Markus-12

Fromme und Reiche

1 Dann fing Jesus an, ihnen Gleichnisse zu erzählen. Er begann: "Ein Mann legte einen Weinberg an, zog eine Mauer darum, hob eine Grube aus, um den Wein darin zu keltern, und baute einen Wachtturm. Dann verpachtete er den Weinberg an Winzer und reiste ab.

2 Als die Zeit gekommen war, schickte er einen seiner Sklaven zu den Pächtern, um seinen Anteil an der Ernte zu erhalten.

3 Doch die packten den Sklaven, verprügelten ihn und jagten ihn mit leeren Händen fort.
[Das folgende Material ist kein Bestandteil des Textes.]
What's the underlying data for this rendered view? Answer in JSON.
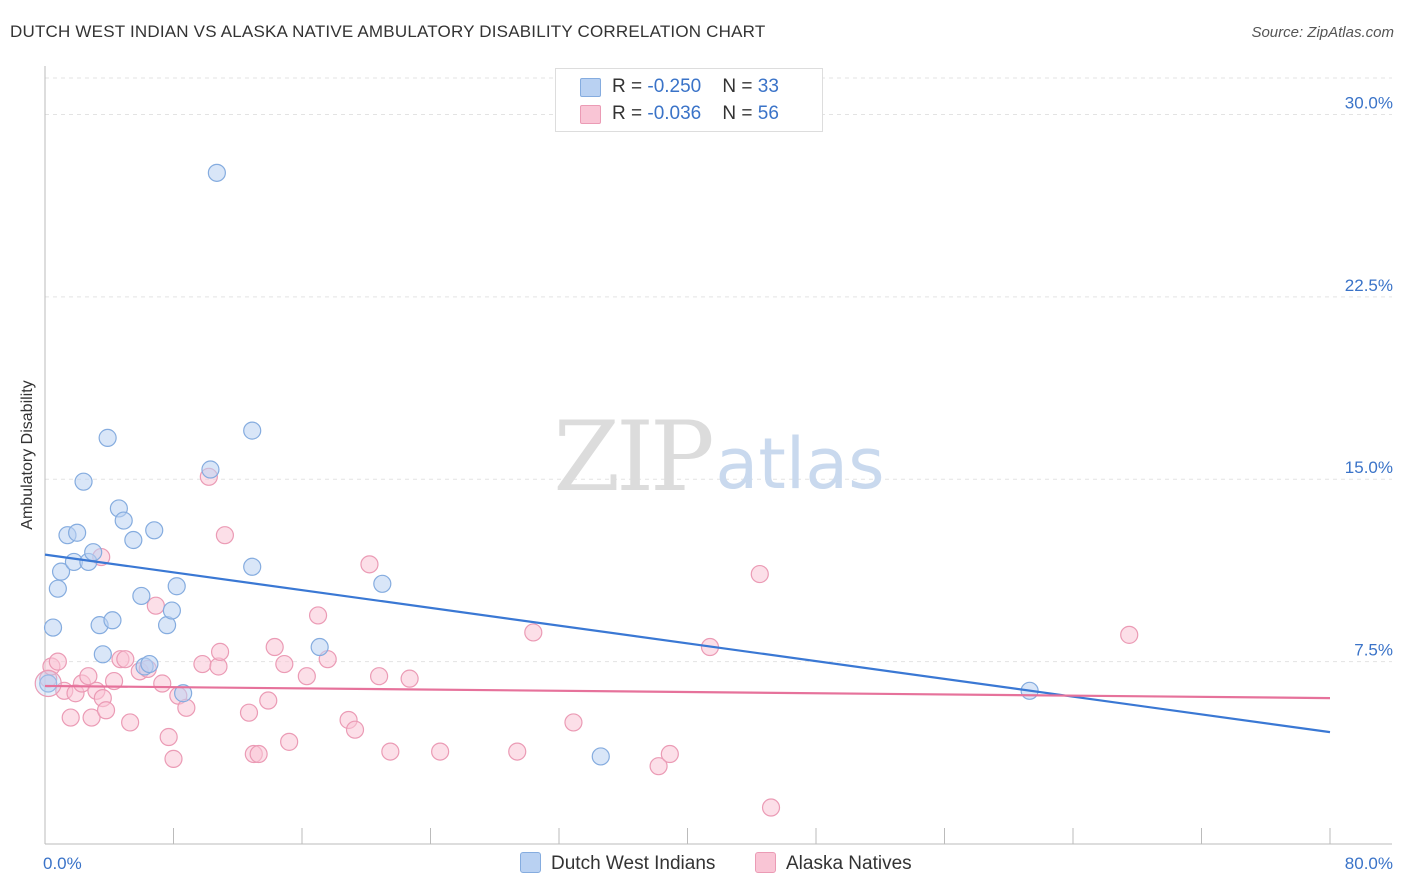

4 Da schickte der Eigentümer einen zweiten Sklaven. Dem schlugen sie den Kopf blutig und beschimpften ihn.

5 Danach schickte er einen dritten; den töteten sie. Ähnlich ging es vielen anderen; die einen wurden verprügelt, die anderen umgebracht.

6 Schließlich blieb ihm nur noch einer, sein über alles geliebter Sohn. Den schickte er als Letzten zu ihnen, weil er dachte: 'Meinen Sohn werden sie sicher nicht antasten.'

7 Aber die Winzer sagten zueinander: 'Das ist der Erbe! Kommt, wir bringen ihn um und behalten das Land für uns!'

8 So fielen sie über ihn her, töteten ihn und warfen ihn aus dem Weinberg hinaus.

9 Was wird nun der Eigentümer des Weinbergs tun?", fragte Jesus. "Ich sage euch, er wird kommen, sie alle töten und den Weinberg anderen geben.

10 Habt ihr denn nie die Stelle in der Schrift gelesen: 'Der Stein, den die Bauleute als unbrauchbar verworfen haben, ist zum Eckstein geworden.

11 Das hat der Herr getan; es ist ein Wunder für uns.'(1)?"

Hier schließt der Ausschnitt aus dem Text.